Below is a simple example that will echo received messages. You can get this up and running with the following:

$ gleam new <your_project>
$ cd <your_project>
$ gleam add glisten gleam_erlang gleam_otp

Then place this code in src/<your_project>.gleam:

import gleam/bytes_builder
import gleam/erlang/process
import gleam/option.{None}
import gleam/otp/actor
import glisten.{Packet}

pub fn main() {
 let assert Ok(_) =
   glisten.handler(fn(_conn) { #(Nil, None) }, fn(msg, state, conn) {
     let assert Packet(msg) = msg
     let assert Ok(_) = glisten.send(conn, bytes_builder.from_bit_array(msg))
     actor.continue(state)
   })
   |> glisten.serve(3000)

 process.sleep_forever()
}

SSL is also handled using the glisten.{serve_ssl} method. This requires a certificate and key file path. The rest of the handler flow remains unchanged.
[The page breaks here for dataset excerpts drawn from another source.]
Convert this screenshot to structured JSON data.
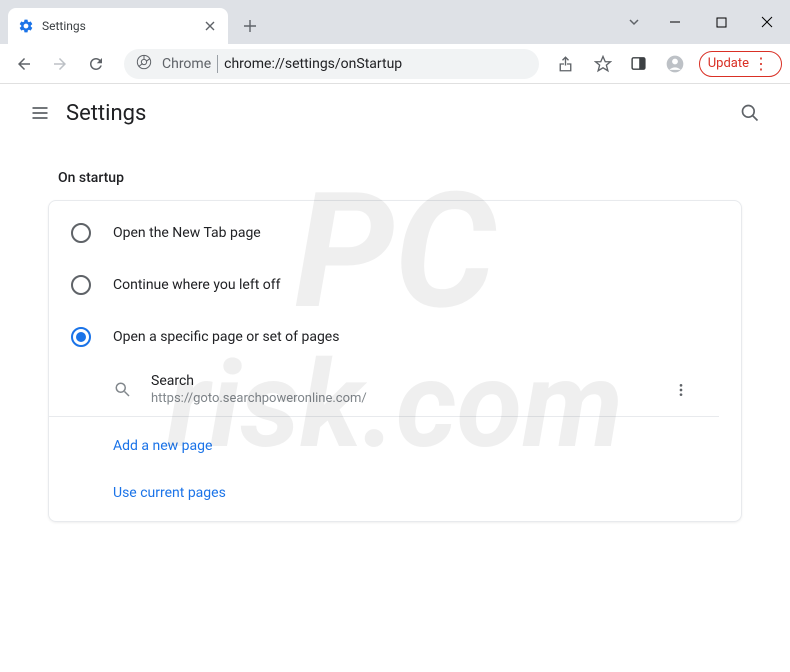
{
  "window": {
    "tab_title": "Settings"
  },
  "toolbar": {
    "url_prefix": "Chrome",
    "url_path": "chrome://settings/onStartup",
    "update_label": "Update"
  },
  "header": {
    "title": "Settings"
  },
  "section": {
    "title": "On startup",
    "options": [
      {
        "label": "Open the New Tab page",
        "selected": false
      },
      {
        "label": "Continue where you left off",
        "selected": false
      },
      {
        "label": "Open a specific page or set of pages",
        "selected": true
      }
    ],
    "pages": [
      {
        "title": "Search",
        "url": "https://goto.searchpoweronline.com/"
      }
    ],
    "add_page_label": "Add a new page",
    "use_current_label": "Use current pages"
  }
}
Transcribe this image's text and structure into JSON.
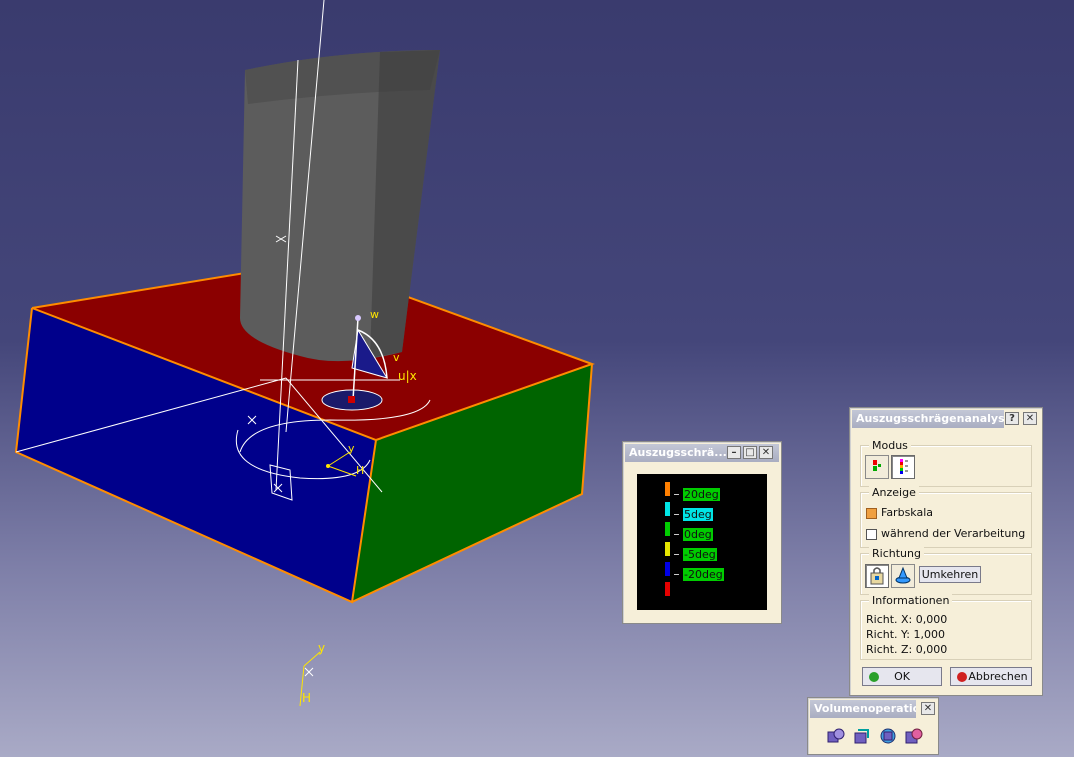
{
  "viewport": {
    "labels": {
      "w": "w",
      "v": "v",
      "ux": "u|x",
      "y1": "y",
      "h1": "H",
      "y2": "y",
      "h2": "H"
    }
  },
  "scale_window": {
    "title": "Auszugsschrä...",
    "legend": [
      {
        "color": "#ff7f00",
        "label": "20deg",
        "bg": "#00cc00"
      },
      {
        "color": "#00e5e5",
        "label": "5deg",
        "bg": "#00e5e5"
      },
      {
        "color": "#00cc00",
        "label": "0deg",
        "bg": "#00cc00"
      },
      {
        "color": "#e5e500",
        "label": "-5deg",
        "bg": "#00cc00"
      },
      {
        "color": "#0000e5",
        "label": "-20deg",
        "bg": "#00cc00"
      }
    ],
    "last_color": "#e50000"
  },
  "dialog": {
    "title": "Auszugsschrägenanalyse",
    "help_btn": "?",
    "close_btn": "✕",
    "modus": {
      "title": "Modus"
    },
    "anzeige": {
      "title": "Anzeige",
      "farbskala": "Farbskala",
      "farbskala_checked": true,
      "waehrend": "während der Verarbeitung",
      "waehrend_checked": false
    },
    "richtung": {
      "title": "Richtung",
      "umkehren": "Umkehren"
    },
    "informationen": {
      "title": "Informationen",
      "x": "Richt. X: 0,000",
      "y": "Richt. Y: 1,000",
      "z": "Richt. Z: 0,000"
    },
    "ok": "OK",
    "abbrechen": "Abbrechen"
  },
  "toolbar": {
    "title": "Volumenoperatio..."
  },
  "colors": {
    "face_top": "#8b0000",
    "face_front": "#00008b",
    "face_side": "#006400",
    "edge": "#ff8c00",
    "cylinder": "#5a5a5a"
  }
}
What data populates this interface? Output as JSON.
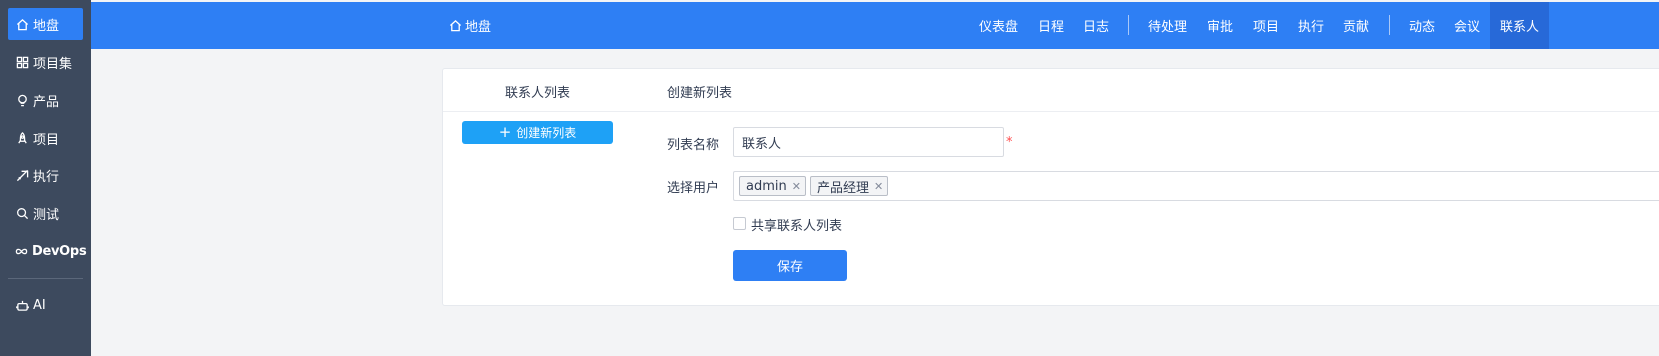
{
  "sidebar": {
    "items": [
      {
        "label": "地盘",
        "icon": "home-icon",
        "active": true
      },
      {
        "label": "项目集",
        "icon": "grid-icon"
      },
      {
        "label": "产品",
        "icon": "lightbulb-icon"
      },
      {
        "label": "项目",
        "icon": "rocket-icon"
      },
      {
        "label": "执行",
        "icon": "send-icon"
      },
      {
        "label": "测试",
        "icon": "search-bug-icon"
      },
      {
        "label": "DevOps",
        "icon": "infinity-icon"
      },
      {
        "label": "AI",
        "icon": "robot-icon"
      }
    ]
  },
  "header": {
    "home_label": "地盘",
    "nav": [
      "仪表盘",
      "日程",
      "日志",
      "待处理",
      "审批",
      "项目",
      "执行",
      "贡献",
      "动态",
      "会议",
      "联系人"
    ],
    "active_nav": "联系人"
  },
  "panel": {
    "left_title": "联系人列表",
    "right_title": "创建新列表",
    "create_button": "创建新列表",
    "form": {
      "list_name_label": "列表名称",
      "list_name_value": "联系人",
      "required_mark": "*",
      "select_users_label": "选择用户",
      "selected_users": [
        "admin",
        "产品经理"
      ],
      "share_label": "共享联系人列表",
      "share_checked": false,
      "save_button": "保存"
    }
  },
  "colors": {
    "primary": "#2e7ff4",
    "sidebar_bg": "#3d4a5e",
    "create_button": "#1ea1f6",
    "required": "#ff4d4f"
  }
}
glisten doesn’t provide a public API for connected clients. In order to hook into the socket lifecycle, you can establish some functions which are called for the opening and closing of the socket. An example is provided below.

To serve over SSL:

// ...
import glisten/ssl

pub fn main() {
 let assert Ok(_) =
   glisten.handler(
     // omitted
   )
   |> glisten.serve_ssl(
     // Passing labeled arguments for clarity
     port: 8080,
     certfile: "/path/to/server.crt",
     keyfile: "/path/to/server.key",
   )
 process.sleep_forever()
}

But you can also drop down to the lower level listen/accept flow if you’d prefer to manage connections yourself, or only handle a small number at a time.

import gleam/io
import gleam/result
import glisten/socket/options.{ActiveMode, Passive}
import glisten/tcp

pub fn main() {
 use listener <- result.then(tcp.listen(8000, [ActiveMode(Passive)]))
 use socket <- result.then(tcp.accept(listener))
 use msg <- result.then(tcp.receive(socket, 0))
 io.debug(#("got a msg", msg))

 Ok(Nil)
}

See mist for HTTP support built on top of this library.